Fatty acid desaturation is an important step in oil biochemistry and therefore determinant of the quality of vegetable oils [7], thus explaining why the focus of most desaturase studies has long been on oleaginous species such as olive [8] and sunflower [9]. However, changes of the agricultural frontiers together with an increasing demand of crop varieties with enhanced tolerance to environmental stresses have brought renewed interest in desaturases and their role in stress tolerance [10, 11]. It is known that cell membranes are a primary site for cold-induced injury and that cold acclimation includes the activation of mechanisms that protect membrane fluidity. The ability to adjust membrane lipid fluidity by changing the levels of unsaturated fatty acids is a feature of cold-responsive species, and is mainly provided by the regulated activity of FADs [12].

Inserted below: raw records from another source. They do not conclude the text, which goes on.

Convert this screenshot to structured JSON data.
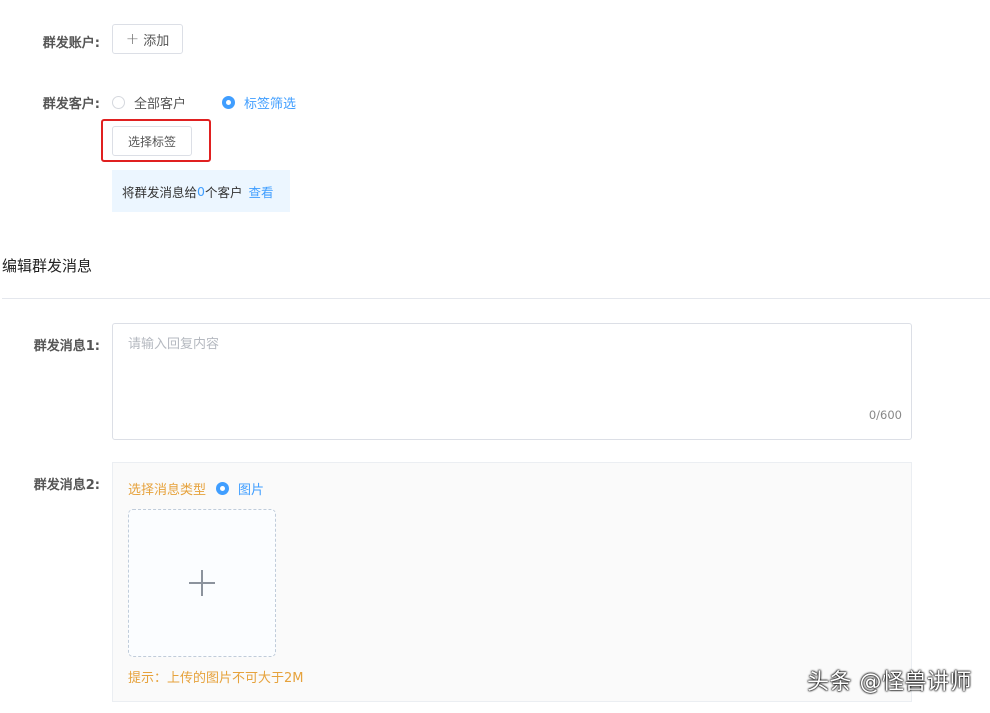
{
  "broadcast_account": {
    "label": "群发账户:",
    "add_button_icon": "plus-icon",
    "add_button_label": "添加"
  },
  "broadcast_customers": {
    "label": "群发客户:",
    "options": [
      {
        "label": "全部客户",
        "checked": false
      },
      {
        "label": "标签筛选",
        "checked": true
      }
    ],
    "select_tag_button": "选择标签",
    "notice_prefix": "将群发消息给",
    "notice_count": "0",
    "notice_suffix": "个客户",
    "notice_link": "查看"
  },
  "edit_section": {
    "title": "编辑群发消息"
  },
  "message1": {
    "label": "群发消息1:",
    "placeholder": "请输入回复内容",
    "value": "",
    "counter": "0/600"
  },
  "message2": {
    "label": "群发消息2:",
    "type_label": "选择消息类型",
    "type_option": {
      "label": "图片",
      "checked": true
    },
    "uploader_icon": "plus-icon",
    "hint": "提示：上传的图片不可大于2M"
  },
  "watermark": "头条 @怪兽讲师",
  "colors": {
    "primary": "#409eff",
    "warning": "#e6a23c",
    "highlight_border": "#e02020",
    "notice_bg": "#ecf6ff"
  }
}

This study presents a complete survey of the information about FAD in grasses available in the GenBank database. Bioinformatic tools were used to characterize sequences and structures of the different FAD groups and to predict expression patterns.

Materials and Methods

Sequence Sources

Genomic and complementary DNA (cDNA) sequences and the corresponding deduced protein of desaturases were retrieved from GenBank (http://www.ncbi.nlm.nih.gov/genbank/) using “desaturase” as keyword in all databases available at this site. The resulting proteins were used as queries in a second round of BLAST search in order to identify additional complete sequences that might have been overlooked in the first search (e-value ≤e−80).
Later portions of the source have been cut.